- Мы куша-а-а-ать хотим! Ма-а-а-а-ам, - дети не успокаивались, они не знали, что такое война. Они не понимали, почему какие-то незнакомые люди стараются, рискуют жизнями, из кожи вон лезут, чтобы они голодали. Да и не хотели они этого понимать, они хотели есть.
Мать крепилась, пыталась подбодрить. Но что слова, когда животы сводит так, что не уснуть?!
- Ма-а-а-а-ам! - кричали они.
- Ну потерпите, мои хорошие. Скоро это закончится, - надежда в голосе угасала каждый день.
- Ма-а-а-а-ам, - хрипели они. Сил кричать уже не было, плачь превратился в однотонный тихий скулёж.
- Родные мои, любимые, - прошептала мать и ушла из дома.
Через несколько часо, под вечер она вернулась, хромая на правую ногу. Она принесла с собой какой-то свёрток. Растопила печь, вскипятила ведро воды. Высыпая содержимое в кипящую жидкость тихо что-то шептала и плакала.
В тот день дети насытились, впервые за последние две недели, и уснули долгим беспокойным сном.

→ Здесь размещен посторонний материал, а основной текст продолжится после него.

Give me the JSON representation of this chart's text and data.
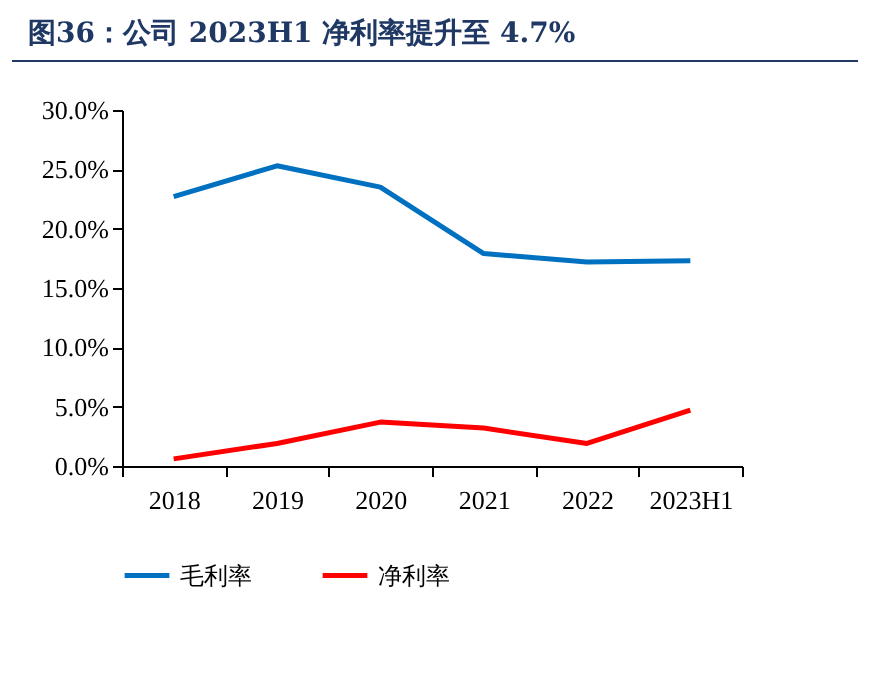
{
  "chart_data": {
    "type": "line",
    "title": "图36：公司 2023H1 净利率提升至 4.7%",
    "categories": [
      "2018",
      "2019",
      "2020",
      "2021",
      "2022",
      "2023H1"
    ],
    "series": [
      {
        "name": "毛利率",
        "color": "#0070c0",
        "values": [
          22.7,
          25.3,
          23.5,
          17.9,
          17.2,
          17.3
        ]
      },
      {
        "name": "净利率",
        "color": "#ff0000",
        "values": [
          0.6,
          1.9,
          3.7,
          3.2,
          1.9,
          4.7
        ]
      }
    ],
    "ylim": [
      0,
      30
    ],
    "yticks": [
      {
        "value": 0,
        "label": "0.0%"
      },
      {
        "value": 5,
        "label": "5.0%"
      },
      {
        "value": 10,
        "label": "10.0%"
      },
      {
        "value": 15,
        "label": "15.0%"
      },
      {
        "value": 20,
        "label": "20.0%"
      },
      {
        "value": 25,
        "label": "25.0%"
      },
      {
        "value": 30,
        "label": "30.0%"
      }
    ],
    "grid": false,
    "legend": "bottom",
    "marker": "none",
    "line_style": "solid"
  }
}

Наутро они доели остатки похлёбки, а к вечеру, под голодное бурчание живота вновь начали канючить:
- Мы куша-а-а-ать хотим! Ма-а-а-а-ам...
Раз в два дня на столе появлялась похлёбка. Синяки под глазами у истощённой женщины становились всё больше, вид - хуже, хромала она всё сильнее.
- Ма-а-а-а-ам, - мать уходила и возвращалась со свёртком, из которого готовила похлёбку.
Сперва она прятала левую руку от детей, потом у неё уже не было сил скрывать перебинтованную окровавленную культю.
- Ма-а-а-а-ам, - бинт перешёл на правую руку.
Мать перестала уходить из дома, она закрывалась на кухне, плакала, кричала, выла - она готовила похлёбку.
Сперва правая нога укоротилась до колена, затем левая.
Когда пришла очередь левой руки, мать уже не вышла из кухни.
- Ма-а-а-а-ам, - несколько дней слышался сперва крик, затем плачь переходящий в стон. А потом война кончилась, пришли люди в форме и забрали детей. Они пережили Войну, у них была Мать.